割れたガラスの向こうの道路や建物を見る。


『まるで大地震が起きたみたいですね』


なんとなく言った言葉だったけど、新藤さんがそんな僕を驚いた顔で見た。


「マヒロさん、本気で言ってます?まさか、あの地震を知らない……?」


あの地震?

僕が意識をトバしている間に地震があったのか。よく考えたらそうだよな。ビルの最上階から見た景色、それに目の前に広がる建物が崩れている様。


『気づいたらこの姿になっていましたからね。記憶にないんです』


本当のことを言った。それをどう新藤さんが捉えたか分からないけど、新藤さんは一度、考え込むように俯いてから大災害が起きたことを簡単にだけど教えてくれた。


数ヶ月前に突如発生した大地震。日本各地で同時多発的に起きたそうだ。そのあとすぐ、地震が収まったかと思ったらどこからもなくゾンビが現れてあっという間にゾンビパニックになってしまったとのこと。

新藤さんは、いくつか拠点を変えつつ逃げ延びたけど、最終的にあのビルに閉じ込められて、いつ来るとも分からない救助を待っていたそうだ。結局、救助はおろか奴隷みたいな生活を強いられていたみたいだけど。

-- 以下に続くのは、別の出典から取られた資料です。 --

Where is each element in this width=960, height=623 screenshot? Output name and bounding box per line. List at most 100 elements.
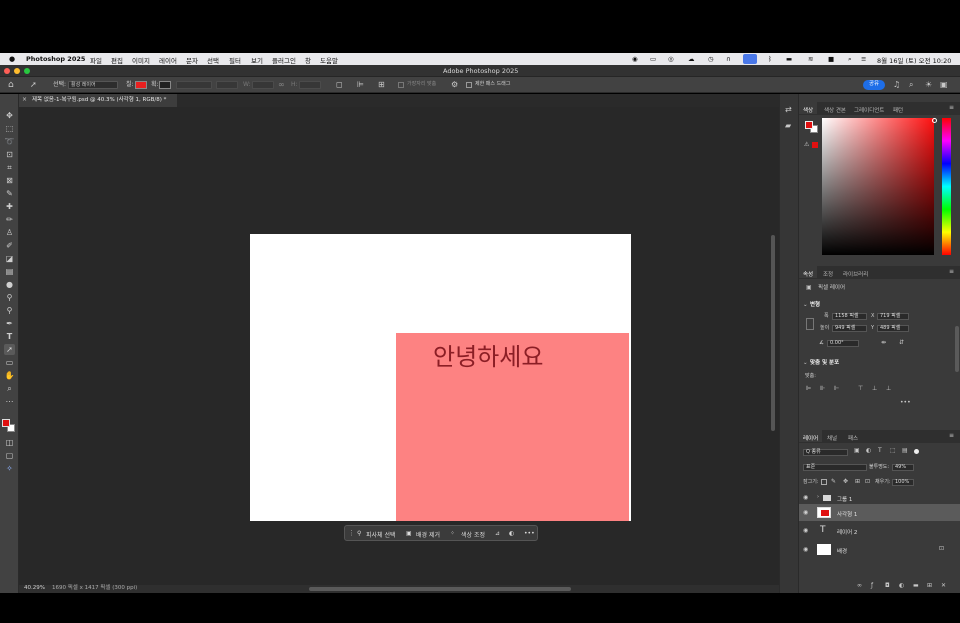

生存者っぽい人がいないのは、東京23区はすでに放棄されてしまったからじゃないか、とか、避難所や自衛隊に救助されたからじゃないかとか、おじさんは言っていたらしい。監禁されていたから、情報を得ることができず、ビルに来た早い段階から外の様子はあまり分からなかったとのこと。


そんな話を聞いているうちに、いつの間にか新藤さんは眠りについたようだ。相当疲れていたんだろうな。


『ねぇダフネ、新藤さんが言ってた地震って気づいてた?』


『さぁ?言われてみればって感じかな。数ヶ月前がどれほどなのか分からないけど、アタシが封印を解き始めた頃だったら必死だったしそれどころじゃなかったわね』


地震が起きた直後にゾンビの氾濫。やっぱり僕が関係してるのかな。まぁどっちだっていいけど。


『それよりさ、あの娘が休んでいるうちに経験値稼ぎ、行こうよ』


『えぇ、今から?』


『だってここまで来る途中、全然ゾンビ倒して来なかったじゃない』


ダフネは、僕がゾンビと対峙した時に、行け!とか、刺せ!とか、殺せ!とか。ずっと物騒なことを叫んでいた。鬱陶しいったらありゃしない。


『分かったよ』


ちょっと試してみたいこともあるから少しだけ狩ってこようかな。


コンビニを出てすぐの角を曲がると


『いたいた』


一体のゾンビが壁に向かって突っ立っている。アイツで試してみよう。


『武器は使わないの?』


『うん、ビルで使った毒だけど、あれ毒の濃度が強すぎたみたい。もっと上手に使えればなって思ってさ』


『ええ〜前みたいにぐちゃぐちゃになるのは嫌よ』


『そうならないといいんだけどね。あの時より半分くらいの濃度まで薄めるイメージをして……』


次に僕は人差し指に意識を集中させる。


『こうやって指先に意識を向けると……ほら、さっきの毒が出てきた』


ほんの一滴、指先に毒が生成できた。それを指で弾いてゾンビに飛ばす。


ピッ!


ゾンビの首筋に付着した。

そこで、そのゾンビは僕に気がついたみたい。低い唸り声を上げながらヨロヨロと近づいて来た。

すると、


シュー……


蒸発する音と共にゾンビの首から煙が出てきた。


『うわぁ、気持ち悪い……やっぱりィ……』


ゾンビはグズグズと溶け出して、最後にはベチョッとその場に崩れ落ちてしまった。


『あれぇ?まだ毒の濃度が高いのかな?難しいな……』


『アタシ、毒嫌い。見てよ、すでに人の形を成してないじゃない』


またもやモザイクをかけないとアウトなヤツになってしまった。ダフネがうるさいから毒の検証はまた今度にしよう。